A força maior e o caso fortuito, embora não mencionados expressamente no CDC, encontram respaldo no art. 393 do CC e na jurisprudência. Quando devidamente comprovados, justificam a exclusão da responsabilidade objetiva, desde que o evento seja totalmente alheio ao controle do fornecedor.

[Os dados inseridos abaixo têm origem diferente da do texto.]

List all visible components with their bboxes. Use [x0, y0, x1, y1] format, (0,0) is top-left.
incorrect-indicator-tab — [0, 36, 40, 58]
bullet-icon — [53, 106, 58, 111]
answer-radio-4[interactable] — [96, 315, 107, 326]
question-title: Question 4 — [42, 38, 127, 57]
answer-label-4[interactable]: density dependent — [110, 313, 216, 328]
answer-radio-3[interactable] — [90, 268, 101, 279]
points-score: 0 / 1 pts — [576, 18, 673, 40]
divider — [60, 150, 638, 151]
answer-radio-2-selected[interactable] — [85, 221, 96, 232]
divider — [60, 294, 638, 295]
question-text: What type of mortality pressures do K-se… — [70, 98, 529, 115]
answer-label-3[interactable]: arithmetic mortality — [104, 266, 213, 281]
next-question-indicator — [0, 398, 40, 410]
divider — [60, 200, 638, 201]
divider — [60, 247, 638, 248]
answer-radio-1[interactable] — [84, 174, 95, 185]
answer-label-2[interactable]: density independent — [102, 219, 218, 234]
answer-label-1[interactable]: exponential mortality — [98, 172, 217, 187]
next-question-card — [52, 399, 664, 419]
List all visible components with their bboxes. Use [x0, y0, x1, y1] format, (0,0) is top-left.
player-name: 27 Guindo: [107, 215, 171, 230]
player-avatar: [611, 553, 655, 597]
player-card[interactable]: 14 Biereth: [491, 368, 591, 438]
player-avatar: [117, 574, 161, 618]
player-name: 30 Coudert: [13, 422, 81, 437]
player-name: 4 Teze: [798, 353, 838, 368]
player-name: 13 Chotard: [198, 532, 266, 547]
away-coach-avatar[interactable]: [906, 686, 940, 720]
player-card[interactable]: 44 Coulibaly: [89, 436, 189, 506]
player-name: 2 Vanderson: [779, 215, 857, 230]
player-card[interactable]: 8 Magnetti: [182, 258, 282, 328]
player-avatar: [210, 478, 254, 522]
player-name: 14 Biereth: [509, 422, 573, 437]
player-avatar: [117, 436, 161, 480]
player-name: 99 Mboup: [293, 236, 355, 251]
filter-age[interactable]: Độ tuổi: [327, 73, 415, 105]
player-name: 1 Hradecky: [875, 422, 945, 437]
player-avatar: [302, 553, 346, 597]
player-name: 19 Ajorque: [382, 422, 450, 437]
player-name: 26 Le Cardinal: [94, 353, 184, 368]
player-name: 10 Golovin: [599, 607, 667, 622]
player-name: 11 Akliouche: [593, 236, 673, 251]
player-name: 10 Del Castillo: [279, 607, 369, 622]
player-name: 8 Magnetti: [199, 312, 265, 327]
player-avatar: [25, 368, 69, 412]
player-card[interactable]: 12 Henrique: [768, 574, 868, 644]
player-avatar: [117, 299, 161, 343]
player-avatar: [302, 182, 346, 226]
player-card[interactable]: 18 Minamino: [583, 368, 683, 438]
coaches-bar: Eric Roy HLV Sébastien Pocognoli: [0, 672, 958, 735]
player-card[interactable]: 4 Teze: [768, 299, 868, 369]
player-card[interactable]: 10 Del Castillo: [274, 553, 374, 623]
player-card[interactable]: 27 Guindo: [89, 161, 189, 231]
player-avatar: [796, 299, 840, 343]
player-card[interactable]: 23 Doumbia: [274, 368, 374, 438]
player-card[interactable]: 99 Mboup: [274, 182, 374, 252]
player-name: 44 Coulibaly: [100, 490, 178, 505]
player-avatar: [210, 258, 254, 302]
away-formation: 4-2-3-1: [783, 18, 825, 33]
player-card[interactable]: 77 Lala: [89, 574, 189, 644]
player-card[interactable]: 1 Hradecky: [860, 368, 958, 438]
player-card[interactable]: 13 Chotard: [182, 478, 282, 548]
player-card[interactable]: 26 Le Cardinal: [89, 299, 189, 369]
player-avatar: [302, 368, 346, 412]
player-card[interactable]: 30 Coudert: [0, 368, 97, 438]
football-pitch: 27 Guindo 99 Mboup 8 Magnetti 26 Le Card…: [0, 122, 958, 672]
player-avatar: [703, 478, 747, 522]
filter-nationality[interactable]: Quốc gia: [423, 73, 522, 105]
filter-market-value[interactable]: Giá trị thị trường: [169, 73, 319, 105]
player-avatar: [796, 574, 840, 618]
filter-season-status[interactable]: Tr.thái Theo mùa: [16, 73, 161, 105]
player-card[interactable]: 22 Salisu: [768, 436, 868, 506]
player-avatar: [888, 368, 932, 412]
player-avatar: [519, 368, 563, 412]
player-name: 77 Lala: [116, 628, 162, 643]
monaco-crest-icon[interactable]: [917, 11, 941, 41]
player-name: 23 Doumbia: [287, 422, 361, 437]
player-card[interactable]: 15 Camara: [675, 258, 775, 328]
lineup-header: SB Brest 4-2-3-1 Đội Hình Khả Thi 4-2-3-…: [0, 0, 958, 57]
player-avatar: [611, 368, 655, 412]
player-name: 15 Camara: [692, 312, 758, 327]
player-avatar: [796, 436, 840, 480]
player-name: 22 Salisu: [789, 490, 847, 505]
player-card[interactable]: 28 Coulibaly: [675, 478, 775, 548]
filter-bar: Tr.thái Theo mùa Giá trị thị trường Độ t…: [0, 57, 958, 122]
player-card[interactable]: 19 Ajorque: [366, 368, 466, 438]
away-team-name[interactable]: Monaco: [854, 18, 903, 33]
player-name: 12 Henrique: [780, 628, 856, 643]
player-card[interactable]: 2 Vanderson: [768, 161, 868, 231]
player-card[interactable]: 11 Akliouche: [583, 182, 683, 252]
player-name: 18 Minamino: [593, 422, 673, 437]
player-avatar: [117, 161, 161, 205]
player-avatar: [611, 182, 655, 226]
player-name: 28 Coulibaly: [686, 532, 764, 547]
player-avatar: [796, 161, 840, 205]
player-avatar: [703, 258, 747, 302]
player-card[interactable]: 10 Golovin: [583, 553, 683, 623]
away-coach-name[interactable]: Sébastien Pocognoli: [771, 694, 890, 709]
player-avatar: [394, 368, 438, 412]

4. Jurisprudência relevante
A jurisprudência brasileira tem enfrentado o desafio de delimitar o caso fortuito e a força maior, além de esclarecer a inadequação do uso do termo "fortuito interno". Nesse Leading case, envolvendo disparo de arma de fogo no interior de uma sala de cinema localizada em conhecido shopping da capital paulista, o STJ afastou a responsabilidade do fornecedor exatamente por entender configurado o caso fortuito externo no caso concreto. O STJ entendeu que os disparos de arma de fogo dentro de uma sala de cinema configuravam caso fortuito externo, rompendo o nexo causal e afastando a responsabilidade da administradora do cinema: "A culpa de terceiro, que realiza disparos de arma de fogo contra o público no interior de sala de cinema, rompe o nexo causal entre o dano e a conduta do shopping center no interior do qual ocorrido o crime, haja vista configurar hipótese de caso fortuito, imprevisível, inevitável e autônomo, sem origem ou relação com o comportamento deste último.4" Em outro caso, a 3ª turma do STJ reconheceu que o roubo à mão armada contra usuários de uma praça de pedágio, administrada por concessionária, configurava caso fortuito externo. A decisão afirmou: "A ocorrência de força maior ou caso fortuito, devidamente comprovada, é suficiente para excluir a responsabilidade objetiva do fornecedor, quando o evento é imprevisível, inevitável e totalmente alheio à atividade desempenhada.5"
Esses precedentes reforçam a necessidade de distinguir corretamente entre eventos internos, que configuram defeitos ou falhas, e eventos externos, que rompem o nexo causal.
5. Conclusão
O correto entendimento do fortuito interno e sua distinção do caso fortuito é essencial para evitar confusões doutrinárias e jurisprudenciais. O fortuito interno não pode ser tratado como excludente de responsabilidade, pois se refere a eventos previsíveis e controláveis pelo fornecedor, caracterizando defeitos ou falhas na prestação de serviços.
Por outro lado, o caso fortuito e a força maior, quando devidamente caracterizados, afastam o nexo causal e, consequentemente, a responsabilidade do fornecedor. Essa distinção é fundamental para preservar o equilíbrio entre a proteção ao consumidor e a segurança jurídica, evitando a aplicação inadequada do regime de risco integral.
Reconhecer essas nuances fortalece o sistema de defesa do consumidor, garantindo que os fornecedores assumam a responsabilidade por riscos inerentes à sua atividade, enquanto preserva a Justiça em situações alheias ao seu controle.
1 XAVIER, José Tadeu Neves. Revista de Direito do Consumidor. Vol. 115, Jan-Fev./2018, p. 9.
2 (REsp 1.197.929/PR, relator ministro Luis Felipe Salomão, Segunda seção, julgado em 24/8/11, DJe de 12/9/11).
3 In Código de Defesa do Consumidor Comentado. 2ª. edição atualizada, p. 143, Gen Forense, 2011.
4 (AgInt nos EREsp 1.087.717/SP, relator ministro Ricardo Villas Bôas Cueva, Segunda seção, julgado em 13/9/17, DJe de 20/9/17).
5 (REsp 1.872.260/SP, relator ministro Marco Aurélio Bellizze, Terceira turma, julgado em 4/10/22, DJe de 7/10/22).